Positiv ist die KI, die sich nicht von jeder Tarnung einfach täuschen lässt, aber sonst hat mir hier nicht viel Spaß gemacht. Ich sags mal so: Das Spiel hat 20 „Missionen“. Davon hat nichtmal die Hälfte klassische Zielpersonen, für die man sich selbst einen Plan austüfteln darf. Das ist mir eindeutig zu wenig. Aber das Scarecrow-Level ist nice.
Wenn Blood Money der Höhepunkt ist, ist Hitman: World of Assassination der Olymp. Nahezu jedes Level ist eine Open World, in der man sich komplett austoben kann, das Spiel gibt einem aber auch innerhalb der Level Storys an die Hand, die zum Ziel leiten, wenn man das lieber mag, es gibt unzählige Wege zum Erfolg und es ist einfach ein großer Spielplatz für Hobby-Auftragskiller.

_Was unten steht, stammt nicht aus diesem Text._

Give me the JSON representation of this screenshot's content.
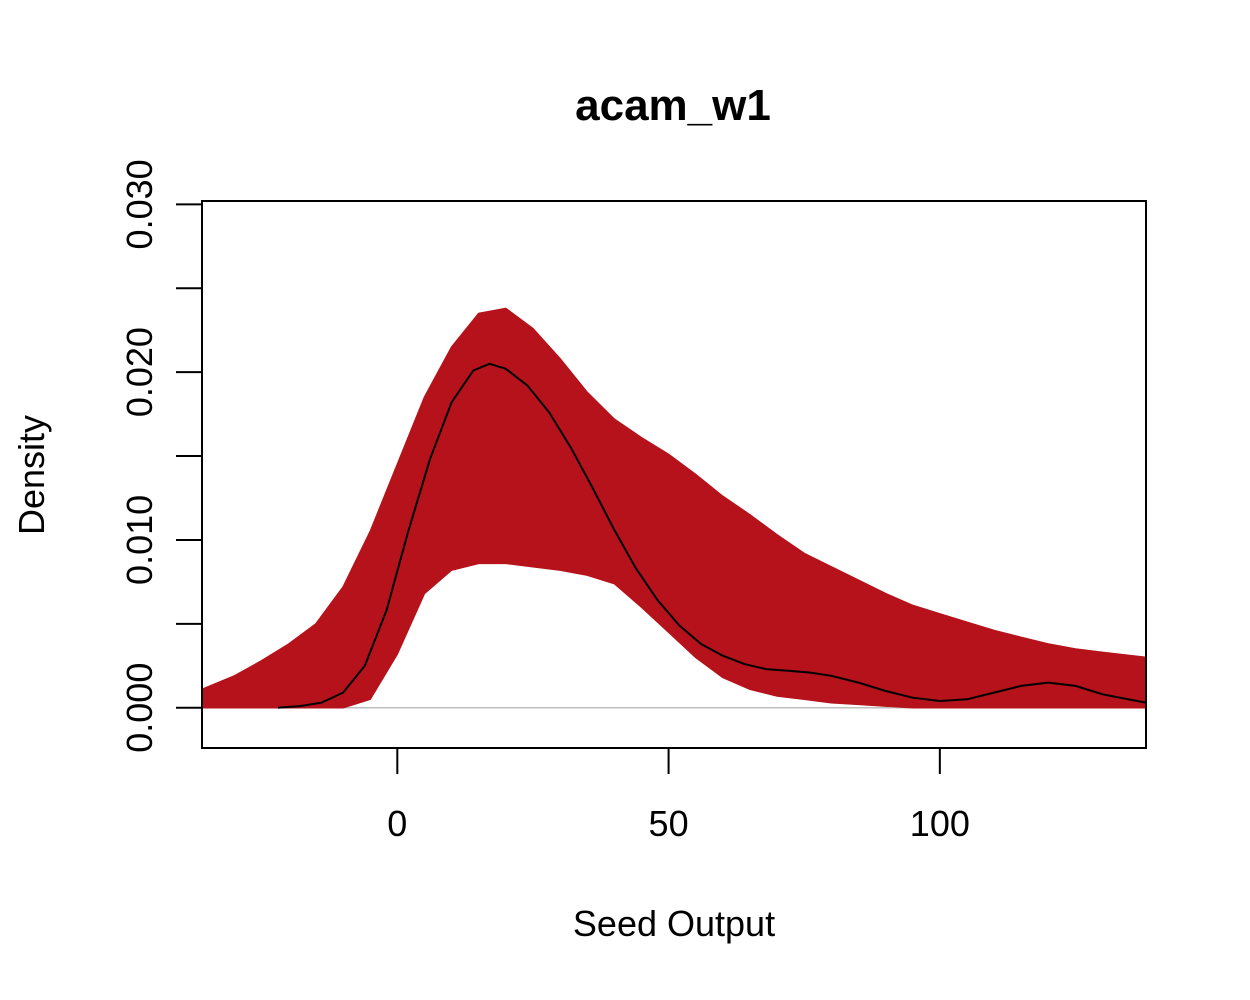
{
  "chart_data": {
    "type": "line",
    "title": "acam_w1",
    "xlabel": "Seed Output",
    "ylabel": "Density",
    "xlim": [
      -36,
      138
    ],
    "ylim": [
      -0.0024,
      0.0302
    ],
    "x_ticks": [
      0,
      50,
      100
    ],
    "y_ticks": [
      0.0,
      0.005,
      0.01,
      0.015,
      0.02,
      0.025,
      0.03
    ],
    "y_tick_labels": [
      {
        "value": 0.0,
        "label": "0.000"
      },
      {
        "value": 0.01,
        "label": "0.010"
      },
      {
        "value": 0.02,
        "label": "0.020"
      },
      {
        "value": 0.03,
        "label": "0.030"
      }
    ],
    "grid": false,
    "colors": {
      "simulated": "#B5121B",
      "observed": "#000000",
      "baseline": "#BEBEBE"
    },
    "simulated_band": {
      "x": [
        -36,
        -30,
        -25,
        -20,
        -15,
        -10,
        -5,
        0,
        5,
        10,
        15,
        20,
        25,
        30,
        35,
        40,
        45,
        50,
        55,
        60,
        65,
        70,
        75,
        80,
        85,
        90,
        95,
        100,
        105,
        110,
        115,
        120,
        125,
        130,
        138
      ],
      "upper": [
        0.0011,
        0.0019,
        0.0028,
        0.0038,
        0.005,
        0.0072,
        0.0105,
        0.0145,
        0.0185,
        0.0215,
        0.0235,
        0.0238,
        0.0226,
        0.0208,
        0.0188,
        0.0172,
        0.0161,
        0.0151,
        0.0139,
        0.0126,
        0.0115,
        0.0103,
        0.0092,
        0.0084,
        0.0076,
        0.0068,
        0.0061,
        0.0056,
        0.0051,
        0.0046,
        0.0042,
        0.0038,
        0.0035,
        0.0033,
        0.003
      ],
      "lower": [
        0.0,
        0.0,
        0.0,
        0.0,
        0.0,
        0.0,
        0.0005,
        0.0032,
        0.0068,
        0.0082,
        0.0086,
        0.0086,
        0.0084,
        0.0082,
        0.0079,
        0.0074,
        0.006,
        0.0045,
        0.003,
        0.0018,
        0.0011,
        0.0007,
        0.0005,
        0.0003,
        0.0002,
        0.0001,
        0.0,
        0.0,
        0.0,
        0.0,
        0.0,
        0.0,
        0.0,
        0.0,
        0.0
      ]
    },
    "series": [
      {
        "x": [
          -22,
          -18,
          -14,
          -10,
          -6,
          -2,
          2,
          6,
          10,
          14,
          17,
          20,
          24,
          28,
          32,
          36,
          40,
          44,
          48,
          52,
          56,
          60,
          64,
          68,
          72,
          76,
          80,
          85,
          90,
          95,
          100,
          105,
          110,
          115,
          120,
          125,
          130,
          138
        ],
        "y": [
          0.0,
          0.0001,
          0.0003,
          0.0009,
          0.0025,
          0.0058,
          0.0105,
          0.0148,
          0.0182,
          0.0201,
          0.0205,
          0.0202,
          0.0192,
          0.0176,
          0.0155,
          0.0131,
          0.0106,
          0.0083,
          0.0064,
          0.0049,
          0.0038,
          0.0031,
          0.0026,
          0.0023,
          0.0022,
          0.0021,
          0.0019,
          0.0015,
          0.001,
          0.0006,
          0.0004,
          0.0005,
          0.0009,
          0.0013,
          0.0015,
          0.0013,
          0.0008,
          0.0003
        ]
      }
    ]
  }
}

Das ganze wirkt ein wenig wie ein Soft Reboot. Man hat die vorherigen Stories nicht komplett ignoriert, aber man setzt nicht am Endpunkt von Absolution wieder an - im Grunde lässt man den Storystrang sogar komplett außen vor und kehrt wieder zum Status Quo zurück: 47 und Diana tun Killer-Dinge.

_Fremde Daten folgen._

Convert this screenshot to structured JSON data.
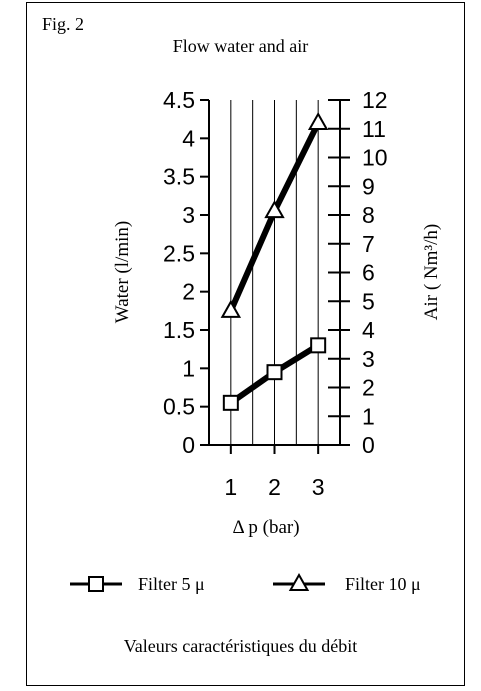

Dabie gibt es zahlreiche Verweise auf die alten Spiele (und Monty Python) und zahlreiche Spielmodi, sodass mir sicher nicht so schnell langweilig werden wird, auch, wenn ich die Kampagne jetzt durch habe. Aber schon da hatte ich unfassbar viel Spaß und habe mich in den Leveln verloren. Teilweise habe ich einfach stundenlang nur erkundet, und das Spiel belohnt mich auch dafür, weil fast an jeder Ecke irgendwas zu finden ist, seien es Storyfetzen, Waffen, Gegenstände oder sonstwas.
Ich glaube, es braucht Absolution als Experiment, um hier anzukommen, denn viele Elemente sind noch im Spiel, aber besser und eben mit dem alten Konzept der offenen Herangehensweise verbunden. World of Assassination ist also im Grunden die Symbiose aus allen vorherigen Spielen und treibt den Spaß auf die Spitze.

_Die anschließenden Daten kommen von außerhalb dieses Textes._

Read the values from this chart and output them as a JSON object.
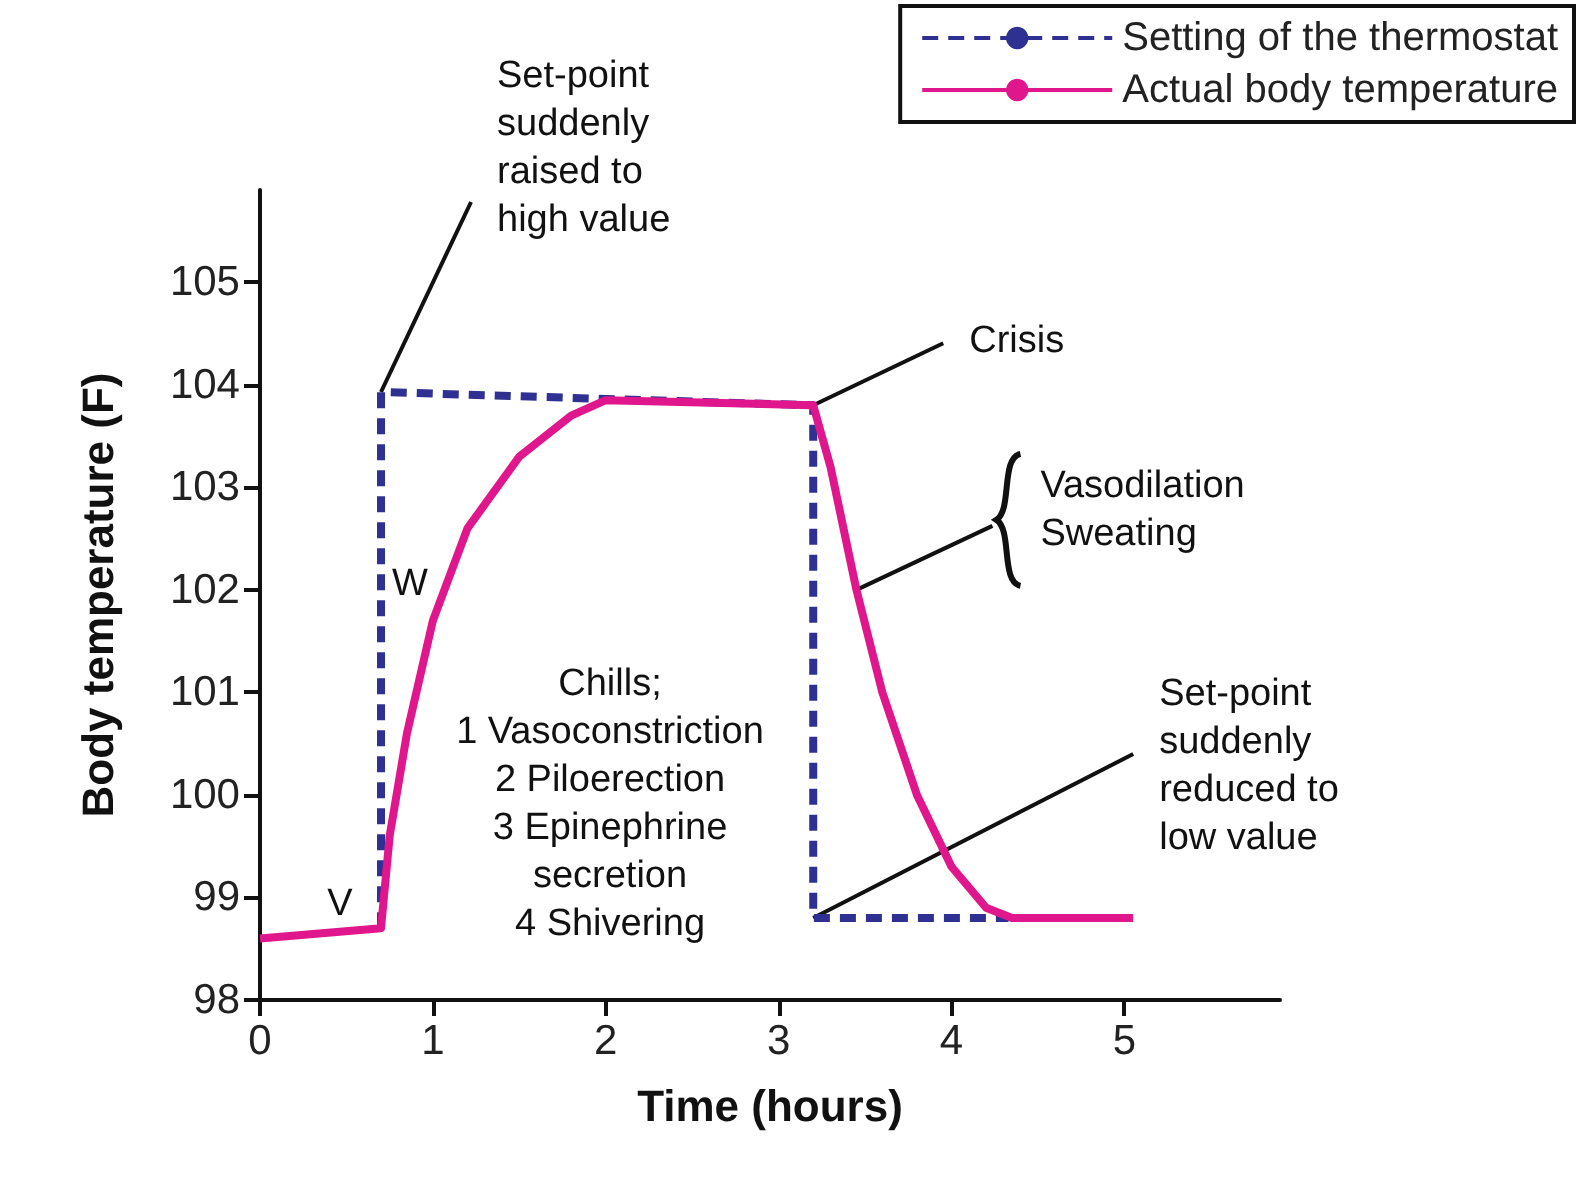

Gut, Teil 3 bzw. hier dann die letzten Level haben mir nicht mehr ganz so gut gefallen, weils irgendwie weniger ausgeklügelt wirkt. Generell wirkt Teil 3 so ein wenig „halbfertig“. Man hat zum Beispiel auch ein nettes Hack-Feature eingebaut, dass aber kaum genutzt werden kann. Irgendwie wäre da insgesamt noch ein wenig mehr gegangen, aber das ist alles Meckern auf hohem Niveau.
Ich spiele noch ein wenig weiter und erkunde unentdeckte Ecken, um meine Morde noch besser zu planen.